Interactive Human Genetics Lab
In the interactive lab, online students learned about Mendelian inheritance by remotely interacting with each other and focusing on human traits. Class data collected through these observations were then analyzed and used to discuss related scientific concepts and misconceptions. This online activity successfully engaged students and promoted learning gains by preserving a focus on human traits, and the ability to observe classmates’ faces, while facilitating valuable student-student interactions during the collection, analysis, and discussion of class-generated data.

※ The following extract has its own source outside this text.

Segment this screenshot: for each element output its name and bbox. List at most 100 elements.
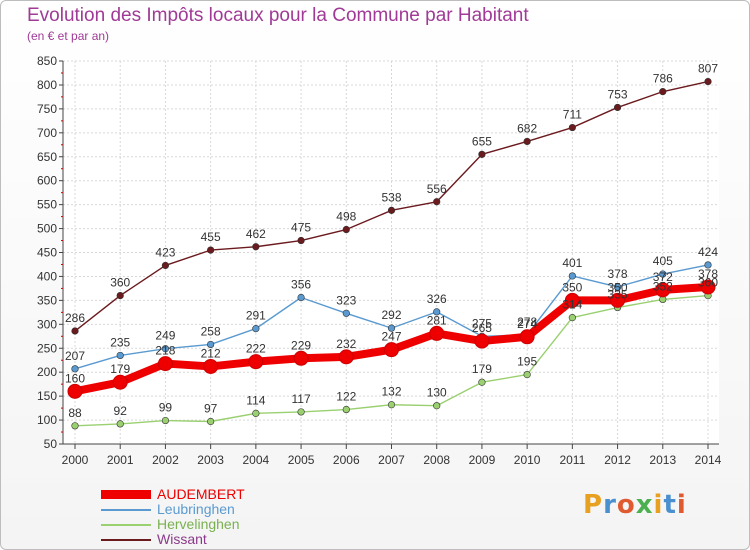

Environmental Science Research Project
The pandemic further provided an opportunity to upgrade an in-person conservation biology research project into an online exploration of environmental health, through the lens of the pandemic being experienced in real time. Students worked digitally in teams to explore, analyze, and present under-emphasized, but significant, interactions between human health and environmental health. The often-overlooked relationships between the spread of diseases like COVID-19 and the wildlife trade or deforestation were focused on to highlight connections among human and non-human systems. Students also explored and learned how to debunk myths and misconceptions, developing key critical thinking skills amidst rampant and increasing misinformation and disinformation.
“The work shows how faculty can leverage the flexibility of the online environment and use existing remote tools to expand active learning possibilities and create meaningful classroom connections, even at a distance and during a global pandemic,” says Morrison. “Despite class members being physically distanced from each other all over the planet, timely and effective communication was preserved, and students were able to access alternative and freely available materials to engage in and complete hands-on field, research, and lab activities.”
For example, in the Biodiversity Activity conducted last spring, 60 undergraduates without prior botany experience got outside and identified more than 1,200 species of plants around the globe while carrying out the exercise.
Further, the professors note, students were consistently more interested and engaged in the Mendel exercise than in almost any other, and performed better than in earlier in-person courses on exam questions related to these topics. Similarly, pivoting the research exercise to group work focused on the pandemic in real time significantly boosted engagement and interest.
“We observed a level of class engagement and content mastery from students completing these activities that exceeded levels observed during the corresponding in-person learning activities that took place in previous semesters,” says Bonney.
“Keeping students engaged and learning was often challenging during the unexpectedly sudden transition from in-person to fully remote education stemming from the COVID-19 pandemic,” adds Naro-Maciel. “In response, we successfully adapted three activities to the remote environment, achieving remote experiential learning, designing a remote interactive virtual lab, and actively engaging students in remote research.”
Following anecdotal observations of success in promoting learning about key concepts and class engagement, the team plans to formally investigate the effectiveness of these techniques in the future, which may lead to adoption of pedagogical changes that lasts beyond the return to in-person instruction.